The onus is on data controllers to define potential re-identification paths, and working with suppliers and processors to ensure that the services they provide help you meet your obligations under the GDPR.

Data Breach notifications

As Troy Hunt of breach database HaveIBeenPwned has pointed out, some companies, when faced with data breaches, have been less than timely in acknowledging and notifying customers about data breaches. GDPR ensures that in most cases where there has been a data breach, the company affected will need to notify both the Information Commissioner and the affected customers.

In theory, this should make us all a lot safer. Many data losses happen as a result of human error, so the threat of sanctions is likely to mean that instead of risk it, companies instantiate a much more formal internal review process.

Chief Privacy Officer

Under Article 37 of the GDPR, companies must appoint a Chief Privacy Officer if they are a public authority, where the core activities of the authority involve “regular and systematic monitoring of data subjects on a large scale” or where the entity conducts large-scale processing of “special categories of personal data” (such as revealing racial or ethnic origin, political opinions, religious or philosophical beliefs).

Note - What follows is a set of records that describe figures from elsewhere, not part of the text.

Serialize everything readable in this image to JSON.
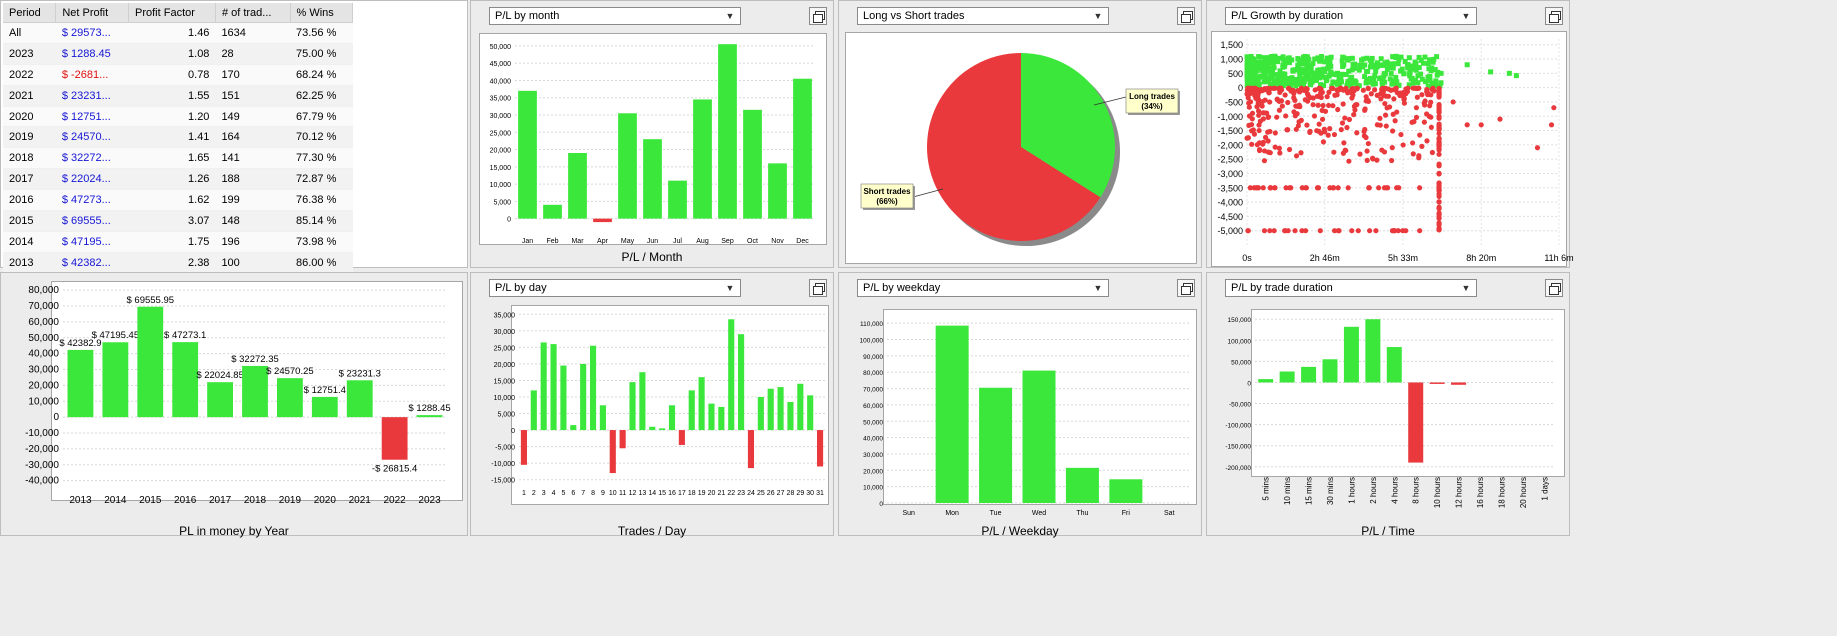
{
  "colors": {
    "positive": "#3ce73c",
    "negative": "#e9393c",
    "link": "#1515d6"
  },
  "table": {
    "headers": [
      "Period",
      "Net Profit",
      "Profit Factor",
      "# of trad...",
      "% Wins"
    ],
    "rows": [
      {
        "period": "All",
        "net": "$ 29573...",
        "pf": "1.46",
        "trades": "1634",
        "wins": "73.56 %",
        "neg": false
      },
      {
        "period": "2023",
        "net": "$ 1288.45",
        "pf": "1.08",
        "trades": "28",
        "wins": "75.00 %",
        "neg": false
      },
      {
        "period": "2022",
        "net": "$ -2681...",
        "pf": "0.78",
        "trades": "170",
        "wins": "68.24 %",
        "neg": true
      },
      {
        "period": "2021",
        "net": "$ 23231...",
        "pf": "1.55",
        "trades": "151",
        "wins": "62.25 %",
        "neg": false
      },
      {
        "period": "2020",
        "net": "$ 12751...",
        "pf": "1.20",
        "trades": "149",
        "wins": "67.79 %",
        "neg": false
      },
      {
        "period": "2019",
        "net": "$ 24570...",
        "pf": "1.41",
        "trades": "164",
        "wins": "70.12 %",
        "neg": false
      },
      {
        "period": "2018",
        "net": "$ 32272...",
        "pf": "1.65",
        "trades": "141",
        "wins": "77.30 %",
        "neg": false
      },
      {
        "period": "2017",
        "net": "$ 22024...",
        "pf": "1.26",
        "trades": "188",
        "wins": "72.87 %",
        "neg": false
      },
      {
        "period": "2016",
        "net": "$ 47273...",
        "pf": "1.62",
        "trades": "199",
        "wins": "76.38 %",
        "neg": false
      },
      {
        "period": "2015",
        "net": "$ 69555...",
        "pf": "3.07",
        "trades": "148",
        "wins": "85.14 %",
        "neg": false
      },
      {
        "period": "2014",
        "net": "$ 47195...",
        "pf": "1.75",
        "trades": "196",
        "wins": "73.98 %",
        "neg": false
      },
      {
        "period": "2013",
        "net": "$ 42382...",
        "pf": "2.38",
        "trades": "100",
        "wins": "86.00 %",
        "neg": false
      }
    ]
  },
  "dropdowns": {
    "month": "P/L by month",
    "longshort": "Long vs Short trades",
    "growth": "P/L Growth by duration",
    "day": "P/L by day",
    "weekday": "P/L by weekday",
    "duration": "P/L by trade duration"
  },
  "chart_data": [
    {
      "id": "monthly",
      "type": "bar",
      "xlabel": "P/L / Month",
      "categories": [
        "Jan",
        "Feb",
        "Mar",
        "Apr",
        "May",
        "Jun",
        "Jul",
        "Aug",
        "Sep",
        "Oct",
        "Nov",
        "Dec"
      ],
      "values": [
        37000,
        4000,
        19000,
        -1000,
        30500,
        23000,
        11000,
        34500,
        50500,
        31500,
        16000,
        40500
      ],
      "ylim": [
        -3000,
        52000
      ],
      "yticks": [
        0,
        5000,
        10000,
        15000,
        20000,
        25000,
        30000,
        35000,
        40000,
        45000,
        50000
      ],
      "yticklabels": [
        "0",
        "5,000",
        "10,000",
        "15,000",
        "20,000",
        "25,000",
        "30,000",
        "35,000",
        "40,000",
        "45,000",
        "50,000"
      ]
    },
    {
      "id": "longshort",
      "type": "pie",
      "slices": [
        {
          "label": "Long trades",
          "pct_label": "(34%)",
          "value": 34
        },
        {
          "label": "Short trades",
          "pct_label": "(66%)",
          "value": 66
        }
      ]
    },
    {
      "id": "growth",
      "type": "scatter",
      "ylim": [
        -5500,
        1700
      ],
      "yticks": [
        1500,
        1000,
        500,
        0,
        -500,
        -1000,
        -1500,
        -2000,
        -2500,
        -3000,
        -3500,
        -4000,
        -4500,
        -5000
      ],
      "yticklabels": [
        "1,500",
        "1,000",
        "500",
        "0",
        "-500",
        "-1,000",
        "-1,500",
        "-2,000",
        "-2,500",
        "-3,000",
        "-3,500",
        "-4,000",
        "-4,500",
        "-5,000"
      ],
      "xticklabels": [
        "0s",
        "2h 46m",
        "5h 33m",
        "8h 20m",
        "11h 6m"
      ],
      "xlim": [
        0,
        666
      ],
      "xticks": [
        0,
        166,
        333,
        500,
        666
      ]
    },
    {
      "id": "yearly",
      "type": "bar",
      "xlabel": "PL in money by Year",
      "categories": [
        "2013",
        "2014",
        "2015",
        "2016",
        "2017",
        "2018",
        "2019",
        "2020",
        "2021",
        "2022",
        "2023"
      ],
      "values": [
        42382.9,
        47195.45,
        69555.95,
        47273.1,
        22024.85,
        32272.35,
        24570.25,
        12751.4,
        23231.3,
        -26815.4,
        1288.45
      ],
      "labels": [
        "$ 42382.9",
        "$ 47195.45",
        "$ 69555.95",
        "$ 47273.1",
        "$ 22024.85",
        "$ 32272.35",
        "$ 24570.25",
        "$ 12751.4",
        "$ 23231.3",
        "-$ 26815.4",
        "$ 1288.45"
      ],
      "ylim": [
        -44000,
        82000
      ],
      "yticks": [
        80000,
        70000,
        60000,
        50000,
        40000,
        30000,
        20000,
        10000,
        0,
        -10000,
        -20000,
        -30000,
        -40000
      ],
      "yticklabels": [
        "80,000",
        "70,000",
        "60,000",
        "50,000",
        "40,000",
        "30,000",
        "20,000",
        "10,000",
        "0",
        "-10,000",
        "-20,000",
        "-30,000",
        "-40,000"
      ]
    },
    {
      "id": "daily",
      "type": "bar",
      "xlabel": "Trades / Day",
      "categories": [
        "1",
        "2",
        "3",
        "4",
        "5",
        "6",
        "7",
        "8",
        "9",
        "10",
        "11",
        "12",
        "13",
        "14",
        "15",
        "16",
        "17",
        "18",
        "19",
        "20",
        "21",
        "22",
        "23",
        "24",
        "25",
        "26",
        "27",
        "28",
        "29",
        "30",
        "31"
      ],
      "values": [
        -10500,
        12000,
        26500,
        26000,
        19500,
        1500,
        20000,
        25500,
        7500,
        -13000,
        -5500,
        14500,
        17500,
        1000,
        500,
        7500,
        -4500,
        12000,
        16000,
        8000,
        7000,
        33500,
        29000,
        -11500,
        10000,
        12500,
        13000,
        8500,
        14000,
        10500,
        -11000
      ],
      "ylim": [
        -16000,
        36000
      ],
      "yticks": [
        35000,
        30000,
        25000,
        20000,
        15000,
        10000,
        5000,
        0,
        -5000,
        -10000,
        -15000
      ],
      "yticklabels": [
        "35,000",
        "30,000",
        "25,000",
        "20,000",
        "15,000",
        "10,000",
        "5,000",
        "0",
        "-5,000",
        "-10,000",
        "-15,000"
      ]
    },
    {
      "id": "weekday",
      "type": "bar",
      "xlabel": "P/L / Weekday",
      "categories": [
        "Sun",
        "Mon",
        "Tue",
        "Wed",
        "Thu",
        "Fri",
        "Sat"
      ],
      "values": [
        0,
        108500,
        70500,
        81000,
        21500,
        14500,
        0
      ],
      "ylim": [
        0,
        115000
      ],
      "yticks": [
        110000,
        100000,
        90000,
        80000,
        70000,
        60000,
        50000,
        40000,
        30000,
        20000,
        10000,
        0
      ],
      "yticklabels": [
        "110,000",
        "100,000",
        "90,000",
        "80,000",
        "70,000",
        "60,000",
        "50,000",
        "40,000",
        "30,000",
        "20,000",
        "10,000",
        "0"
      ]
    },
    {
      "id": "duration",
      "type": "bar",
      "xlabel": "P/L / Time",
      "categories": [
        "5 mins",
        "10 mins",
        "15 mins",
        "30 mins",
        "1 hours",
        "2 hours",
        "4 hours",
        "8 hours",
        "10 hours",
        "12 hours",
        "16 hours",
        "18 hours",
        "20 hours",
        "1 days"
      ],
      "values": [
        8000,
        26000,
        37000,
        55000,
        132000,
        150000,
        84000,
        -190000,
        -3500,
        -5500,
        0,
        0,
        0,
        0
      ],
      "ylim": [
        -210000,
        160000
      ],
      "yticks": [
        150000,
        100000,
        50000,
        0,
        -50000,
        -100000,
        -150000,
        -200000
      ],
      "yticklabels": [
        "150,000",
        "100,000",
        "50,000",
        "0",
        "-50,000",
        "-100,000",
        "-150,000",
        "-200,000"
      ]
    }
  ]
}
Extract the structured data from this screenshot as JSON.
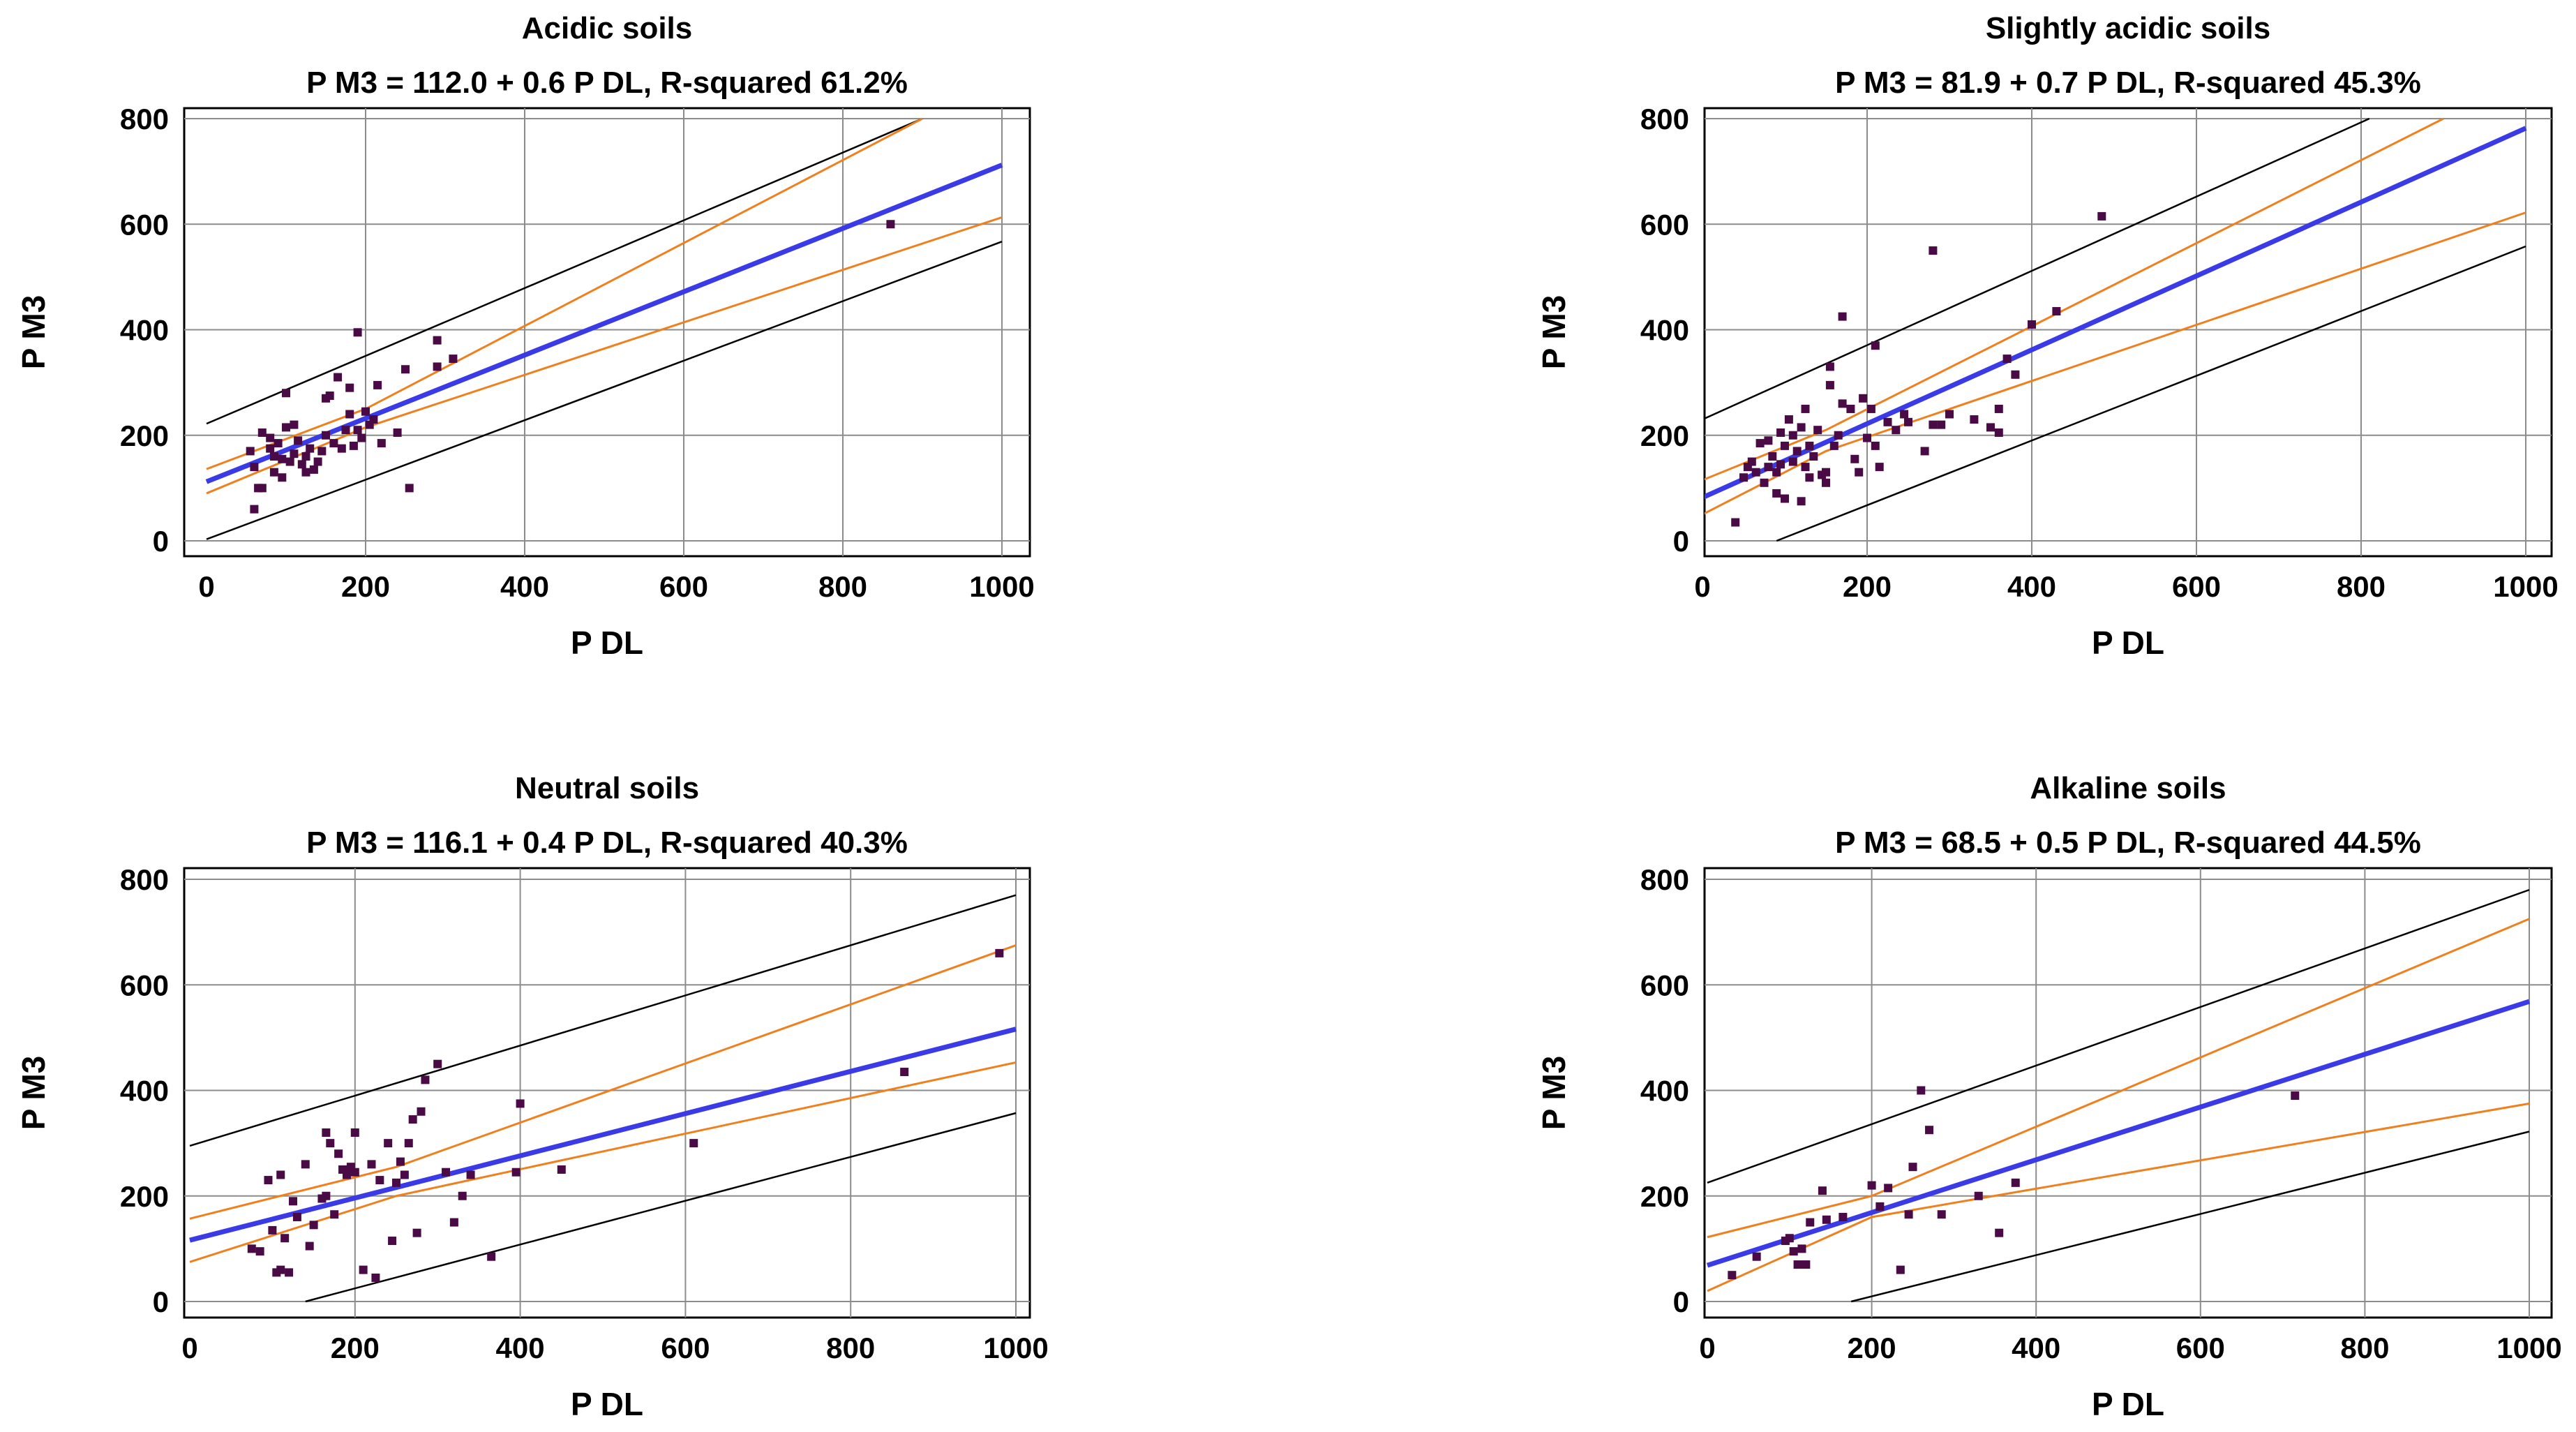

Although Article 37 does not specify any precise credentials, it says this official should have “expert knowledge of data protection law and practices.” It would be a good idea to get a head start on appointing one, as individuals with the required expertise will command a premium as the deadline approaches.

The Penalties

The GDPR will apply to any companies (including US ones) who have European customers, so it’s not going to be feasible for anyone to ignore the GDPR. The penalties (both financial, and to corporate reputation), are too great.

For smaller businesses in particular, the penalties even for a “less serious” breach of the regulations (€10 million or 2% of turnover) could be enough to force a company out of business. However, because fines are set by the Information Commissioner’s Office, businesses can reduce their exposure to the GDPR by following existing best practices such as ISO 27001.

Smaller organizations will also need to bring themselves into compliance, as well as implementing more general best practices around information security. Over the coming weeks, months and years we are likely to see plenty of guidance from the Information Commissioner’s Office on how businesses can prepare for and implement the GDPR. However, with the deadline for implementation coming up fast, it’s never too early to begin preparations.